Thursday 20 October 2011

Graduate Myth #6: Work/life balance


When I was a student, one of the things I really looking forward to was not having to 'take the job home', as it were. Being an arts student, the vast majority of my time was taken up with reading. It was, in fact, an endless reading list. Whatever I read, it wasn't enough. I would sit at home/the union/the cinema/etc fretting that I had many things to read. After eight hours of reading and then a shift at my part-time job, there would still be reading to do.

I flailed a lot, but looked forward to the fact that even if I had a horribly high-powered job I would still be able to go home most nights and not worry about my job. And if I had a medium or indeed low-powered job, this would still make life significantly easier because at least the rest of my life would be my own.

Sorry about that hollow laughter in the background there. That's present day me cackling at student me.

I have, at best, a medium powered job. I have a small amount of responsibility, but generally I seem to finish at about 5pm and saunter home.

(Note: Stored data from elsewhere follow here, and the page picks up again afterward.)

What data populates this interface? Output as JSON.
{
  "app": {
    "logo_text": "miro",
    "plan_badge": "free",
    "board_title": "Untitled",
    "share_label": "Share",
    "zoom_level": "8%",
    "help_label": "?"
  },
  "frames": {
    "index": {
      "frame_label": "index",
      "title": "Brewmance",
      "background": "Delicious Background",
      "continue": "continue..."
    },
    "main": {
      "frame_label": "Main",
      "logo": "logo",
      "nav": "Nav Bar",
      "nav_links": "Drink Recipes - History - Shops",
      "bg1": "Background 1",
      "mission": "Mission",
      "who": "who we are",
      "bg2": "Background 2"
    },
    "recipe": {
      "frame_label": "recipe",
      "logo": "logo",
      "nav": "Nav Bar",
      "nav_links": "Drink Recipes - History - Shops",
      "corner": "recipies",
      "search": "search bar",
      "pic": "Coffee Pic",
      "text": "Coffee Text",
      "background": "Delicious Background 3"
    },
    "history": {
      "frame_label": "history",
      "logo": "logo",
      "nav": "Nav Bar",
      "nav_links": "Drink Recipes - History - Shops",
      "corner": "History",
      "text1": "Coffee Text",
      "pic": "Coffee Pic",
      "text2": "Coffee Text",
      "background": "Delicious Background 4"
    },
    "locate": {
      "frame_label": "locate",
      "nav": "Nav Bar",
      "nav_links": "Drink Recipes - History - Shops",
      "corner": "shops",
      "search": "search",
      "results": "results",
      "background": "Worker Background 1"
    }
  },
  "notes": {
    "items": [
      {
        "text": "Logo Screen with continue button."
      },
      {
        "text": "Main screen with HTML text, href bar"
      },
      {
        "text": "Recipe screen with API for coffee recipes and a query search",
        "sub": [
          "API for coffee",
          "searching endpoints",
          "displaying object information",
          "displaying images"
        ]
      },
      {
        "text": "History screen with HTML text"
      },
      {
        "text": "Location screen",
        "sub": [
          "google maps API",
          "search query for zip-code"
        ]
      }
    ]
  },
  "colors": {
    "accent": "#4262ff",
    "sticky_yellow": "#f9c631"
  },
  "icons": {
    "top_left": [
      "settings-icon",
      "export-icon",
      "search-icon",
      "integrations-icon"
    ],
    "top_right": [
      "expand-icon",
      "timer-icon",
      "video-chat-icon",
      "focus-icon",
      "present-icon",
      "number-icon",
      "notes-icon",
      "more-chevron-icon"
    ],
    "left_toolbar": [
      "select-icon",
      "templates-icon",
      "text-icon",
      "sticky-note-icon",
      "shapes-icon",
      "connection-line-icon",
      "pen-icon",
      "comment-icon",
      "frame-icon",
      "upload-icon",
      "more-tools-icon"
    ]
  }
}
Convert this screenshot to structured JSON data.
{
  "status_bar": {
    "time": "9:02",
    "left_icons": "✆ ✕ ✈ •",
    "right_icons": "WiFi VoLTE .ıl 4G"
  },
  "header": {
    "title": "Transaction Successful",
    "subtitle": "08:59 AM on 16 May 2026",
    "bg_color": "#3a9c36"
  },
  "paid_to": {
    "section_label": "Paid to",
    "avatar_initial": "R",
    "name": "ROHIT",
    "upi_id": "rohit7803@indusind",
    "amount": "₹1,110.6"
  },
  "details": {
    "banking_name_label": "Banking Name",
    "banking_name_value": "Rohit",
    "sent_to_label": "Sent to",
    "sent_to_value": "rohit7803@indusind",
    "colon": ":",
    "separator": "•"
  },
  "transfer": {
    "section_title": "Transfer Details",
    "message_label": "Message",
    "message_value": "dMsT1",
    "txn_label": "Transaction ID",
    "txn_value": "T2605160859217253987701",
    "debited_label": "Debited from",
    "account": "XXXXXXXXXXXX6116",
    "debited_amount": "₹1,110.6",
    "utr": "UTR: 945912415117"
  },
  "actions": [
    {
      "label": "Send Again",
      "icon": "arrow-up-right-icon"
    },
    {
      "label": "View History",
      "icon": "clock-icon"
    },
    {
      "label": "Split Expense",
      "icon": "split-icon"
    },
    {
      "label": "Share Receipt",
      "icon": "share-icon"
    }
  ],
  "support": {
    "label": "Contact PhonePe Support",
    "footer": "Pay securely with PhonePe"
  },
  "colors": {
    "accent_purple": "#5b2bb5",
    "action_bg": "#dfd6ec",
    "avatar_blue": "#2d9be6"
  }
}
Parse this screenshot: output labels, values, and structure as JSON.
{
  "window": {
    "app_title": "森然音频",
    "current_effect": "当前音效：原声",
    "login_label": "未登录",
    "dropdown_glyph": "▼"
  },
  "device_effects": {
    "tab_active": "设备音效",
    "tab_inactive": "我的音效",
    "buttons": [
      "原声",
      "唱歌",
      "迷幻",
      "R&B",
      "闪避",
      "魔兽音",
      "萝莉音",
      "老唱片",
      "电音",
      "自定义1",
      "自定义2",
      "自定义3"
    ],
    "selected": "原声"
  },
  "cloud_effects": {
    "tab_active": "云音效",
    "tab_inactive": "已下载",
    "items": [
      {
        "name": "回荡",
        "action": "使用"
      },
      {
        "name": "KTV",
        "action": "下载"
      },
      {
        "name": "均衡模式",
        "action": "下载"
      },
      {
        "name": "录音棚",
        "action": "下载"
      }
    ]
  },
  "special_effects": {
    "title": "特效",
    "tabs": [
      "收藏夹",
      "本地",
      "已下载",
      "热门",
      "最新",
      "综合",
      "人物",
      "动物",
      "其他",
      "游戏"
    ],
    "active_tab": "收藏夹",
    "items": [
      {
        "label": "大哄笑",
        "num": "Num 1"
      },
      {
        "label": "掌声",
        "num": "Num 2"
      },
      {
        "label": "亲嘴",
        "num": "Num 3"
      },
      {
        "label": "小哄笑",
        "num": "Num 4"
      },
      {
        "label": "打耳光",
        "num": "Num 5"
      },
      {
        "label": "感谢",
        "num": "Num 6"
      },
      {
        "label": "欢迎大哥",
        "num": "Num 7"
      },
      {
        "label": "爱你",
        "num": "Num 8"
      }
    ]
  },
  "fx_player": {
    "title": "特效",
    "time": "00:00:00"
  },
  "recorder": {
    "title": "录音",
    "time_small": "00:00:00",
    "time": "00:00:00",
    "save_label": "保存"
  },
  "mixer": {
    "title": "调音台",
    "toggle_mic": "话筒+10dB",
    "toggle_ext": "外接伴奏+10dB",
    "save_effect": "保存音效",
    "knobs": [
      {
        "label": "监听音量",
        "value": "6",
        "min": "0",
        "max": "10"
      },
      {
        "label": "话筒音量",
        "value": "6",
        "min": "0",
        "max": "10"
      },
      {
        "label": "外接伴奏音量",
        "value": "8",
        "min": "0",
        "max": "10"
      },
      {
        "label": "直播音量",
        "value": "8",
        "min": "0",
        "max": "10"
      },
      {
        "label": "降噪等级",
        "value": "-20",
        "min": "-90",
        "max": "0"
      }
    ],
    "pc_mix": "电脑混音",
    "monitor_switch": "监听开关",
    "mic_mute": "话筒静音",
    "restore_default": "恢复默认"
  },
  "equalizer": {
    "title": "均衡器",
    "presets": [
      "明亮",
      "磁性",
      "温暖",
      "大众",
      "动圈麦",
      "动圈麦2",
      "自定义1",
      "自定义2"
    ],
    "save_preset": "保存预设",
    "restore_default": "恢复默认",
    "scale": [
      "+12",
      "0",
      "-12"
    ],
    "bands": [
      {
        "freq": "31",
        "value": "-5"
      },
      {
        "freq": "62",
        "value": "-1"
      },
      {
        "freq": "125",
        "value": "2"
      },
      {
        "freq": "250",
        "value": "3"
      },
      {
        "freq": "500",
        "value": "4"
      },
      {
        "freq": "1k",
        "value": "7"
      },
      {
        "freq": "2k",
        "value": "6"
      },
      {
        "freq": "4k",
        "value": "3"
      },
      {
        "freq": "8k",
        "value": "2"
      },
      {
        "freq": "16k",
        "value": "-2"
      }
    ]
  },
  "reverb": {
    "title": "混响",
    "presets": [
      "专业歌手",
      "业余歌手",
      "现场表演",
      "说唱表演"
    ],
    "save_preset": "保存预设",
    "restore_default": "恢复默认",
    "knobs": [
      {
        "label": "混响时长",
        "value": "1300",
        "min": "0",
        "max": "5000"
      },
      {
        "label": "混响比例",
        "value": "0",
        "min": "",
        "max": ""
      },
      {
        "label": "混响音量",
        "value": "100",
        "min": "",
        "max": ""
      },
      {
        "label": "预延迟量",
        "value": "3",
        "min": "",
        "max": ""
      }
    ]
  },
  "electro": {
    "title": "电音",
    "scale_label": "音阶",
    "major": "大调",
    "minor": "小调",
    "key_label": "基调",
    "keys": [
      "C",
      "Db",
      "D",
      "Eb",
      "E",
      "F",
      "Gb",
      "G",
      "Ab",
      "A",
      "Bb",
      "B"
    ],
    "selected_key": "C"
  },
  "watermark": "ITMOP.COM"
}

Recently, however, my workload has increased massively, and not the the extent where I can now ignore it. Though a forcible reshuffle of my working habits, I am now more efficient in my day to day tasks, which has helped, but I've still left late every day. More problematically, I'm still drowning in work when I get back in every morning. And it is playing on my mind. Quite dramatically, at the moment, which is why blogging has dropped off a little. I dreamt about a major customer last night. Not in that way, obviously, but in a faintly anxious way.

I enjoyed the reading. I really, really do not enjoy my job.

(Damn, that hollow laughing is getting louder.)

1 comment:

  1. You're spot on. Wait until you're as old as I am and have added a family and a post-graduate degree to the mix... oy.